While Mixture-of-Experts (MoE) scales capacity via conditional computation, Transformers lack a native primitive for knowledge lookup, forcing them to inefficiently simulate retrieval through computation. To address this, we introduce conditional memory as a complementary sparsity axis, instantiated via Engram, a module that modernizes classic N-gram embedding for O(1) lookup. By formulating the Sparsity Allocation problem, we uncover a U-shaped scaling law that optimizes the trade-off between neural computation (MoE) and static memory (Engram). Guided by this law, we scale Engram to 27B parameters, achieving superior performance over a strictly iso-parameter and iso-FLOPs MoE baseline. Most notably, while the memory module is expected to aid knowledge retrieval (e.g., MMLU +3.4; CMMLU +4.0), we observe even larger gains in general reasoning (e.g., BBH +5.0; ARC-Challenge +3.7) and code/math domains (HumanEval +3.0; MATH +2.4). Mechanistic analyses reveal that Engram relieves the backbone's early layers from static reconstruction, effectively deepening the network for complex reasoning. Furthermore, by delegating local dependencies to lookups, it frees up attention capacity for global context, substantially boosting long-context retrieval (e.g., Multi-Query NIAH: 84.2 → 97.0). Finally, Engram establishes infrastructure-aware efficiency: its deterministic addressing enables runtime prefetching from host memory, incurring negligible overhead. We envision conditional memory as an indispensable modeling primitive for next-generation sparse models.

To align model architecture with this linguistic duality, we advocate for a complementary axis of sparsity: conditional memory. Whereas conditional computation sparsely activates parameters to process dynamic logic, conditional memory relies on sparse lookup operations to retrieve static embeddings for fixed knowledge. As a preliminary exploration of this paradigm, we revisit N-gram embeddings as a canonical instantiation: local context serves as a key to index a massive embedding table via constant-time O(1) lookups. Our investigation reveals that, perhaps surprisingly, this static retrieval mechanism can serve as an ideal complement to modern MoE architecture—but only if it is properly designed. In this paper, we propose Engram, a conditional memory module grounded in the classic N-gram structure but equipped with modern adaptations such as tokenizer compression, multi-head hashing, contextualized gating, and multi-branch integration.

Research on memory-augmented networks aims to expand model capacity without a proportional increase in computational cost, broadly categorized into parametric and non-parametric approaches. Parametric memory methods, such as PKM, PEER, Selfmem, Memory+, and UltraMem, integrate large-scale, sparse key-value stores directly into the model layers, thereby significantly increasing capacity with negligible impact on FLOPs. Conversely, non-parametric memory approaches like REALM, RETRO, and PlugLM decouple knowledge storage from model processing, treating the external memory as an editable and scalable key-value store that allows the model to adapt to evolving information without retraining.

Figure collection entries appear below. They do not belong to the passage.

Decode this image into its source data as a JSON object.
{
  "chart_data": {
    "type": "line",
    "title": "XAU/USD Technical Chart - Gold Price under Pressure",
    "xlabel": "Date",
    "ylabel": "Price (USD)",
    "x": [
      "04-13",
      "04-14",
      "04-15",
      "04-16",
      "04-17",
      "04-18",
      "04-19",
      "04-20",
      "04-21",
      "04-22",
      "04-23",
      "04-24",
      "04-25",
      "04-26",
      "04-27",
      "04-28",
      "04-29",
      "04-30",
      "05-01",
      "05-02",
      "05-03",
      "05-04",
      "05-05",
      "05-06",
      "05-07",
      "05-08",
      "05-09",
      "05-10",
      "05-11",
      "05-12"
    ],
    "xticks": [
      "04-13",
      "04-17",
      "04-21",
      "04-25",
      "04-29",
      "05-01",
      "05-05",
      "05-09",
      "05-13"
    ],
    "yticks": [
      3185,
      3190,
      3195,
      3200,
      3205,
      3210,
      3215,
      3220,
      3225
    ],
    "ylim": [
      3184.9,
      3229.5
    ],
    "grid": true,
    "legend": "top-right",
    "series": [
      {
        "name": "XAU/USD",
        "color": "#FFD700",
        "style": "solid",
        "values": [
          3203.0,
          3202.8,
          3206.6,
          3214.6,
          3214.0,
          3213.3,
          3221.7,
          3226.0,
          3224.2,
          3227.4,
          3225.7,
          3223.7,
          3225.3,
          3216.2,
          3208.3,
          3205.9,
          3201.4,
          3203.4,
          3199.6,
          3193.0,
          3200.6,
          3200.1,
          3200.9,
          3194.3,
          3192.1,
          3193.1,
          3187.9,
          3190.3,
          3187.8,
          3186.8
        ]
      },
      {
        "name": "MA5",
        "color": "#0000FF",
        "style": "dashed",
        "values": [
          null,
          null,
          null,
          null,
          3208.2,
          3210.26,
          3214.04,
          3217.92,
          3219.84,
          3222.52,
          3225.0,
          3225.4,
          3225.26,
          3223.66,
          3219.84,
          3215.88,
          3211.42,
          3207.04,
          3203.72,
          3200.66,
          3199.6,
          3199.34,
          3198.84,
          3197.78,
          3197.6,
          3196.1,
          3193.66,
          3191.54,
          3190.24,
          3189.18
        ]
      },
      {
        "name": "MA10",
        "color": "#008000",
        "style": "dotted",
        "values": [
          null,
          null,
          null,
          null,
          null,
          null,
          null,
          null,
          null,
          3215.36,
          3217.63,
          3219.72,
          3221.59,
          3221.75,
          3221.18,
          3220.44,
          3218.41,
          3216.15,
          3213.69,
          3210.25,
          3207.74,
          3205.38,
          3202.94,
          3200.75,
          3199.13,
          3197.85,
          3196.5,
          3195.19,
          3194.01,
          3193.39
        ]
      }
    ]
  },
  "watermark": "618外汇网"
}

In this work, we introduce conditional memory as a complementary sparsity axis to the prevailing conditional computation paradigm (MoE), aiming to resolve the inefficiency of simulating knowledge retrieval through dynamic computation. We instantiate this concept via Engram, a module that modernizes classic N-gram embeddings to enable scalable, constant-time O(1) lookups for static patterns. By formulating the Sparsity Allocation problem, we uncover a U-shaped scaling law, demonstrating that a hybrid allocation of sparse capacity between MoE experts and Engram memory strictly outperforms pure MoE baselines. Guided by this law, we scale Engram to 27B parameters, achieving superior performance across diverse domains. Notably, while the memory module intuitively aids knowledge retrieval, we observe even larger gains in general reasoning, code, and mathematics. Our mechanistic analysis reveals that Engram effectively "deepens" the network by relieving early layers from static reconstruction tasks, thereby freeing up attention capacity to focus on global context and complex reasoning. This architectural shift translates into substantial improvements in long-context capabilities, as evidenced by performance gains in LongPPL and RULER. Finally, Engram advocates for infrastructure-aware efficiency as a first-class design principle. Its deterministic addressing allows for the decoupling of storage and compute, enabling the offloading of massive parameter tables to host memory with negligible inference overhead. We envision conditional memory functions as an indispensable modeling primitive for next-generation sparse models.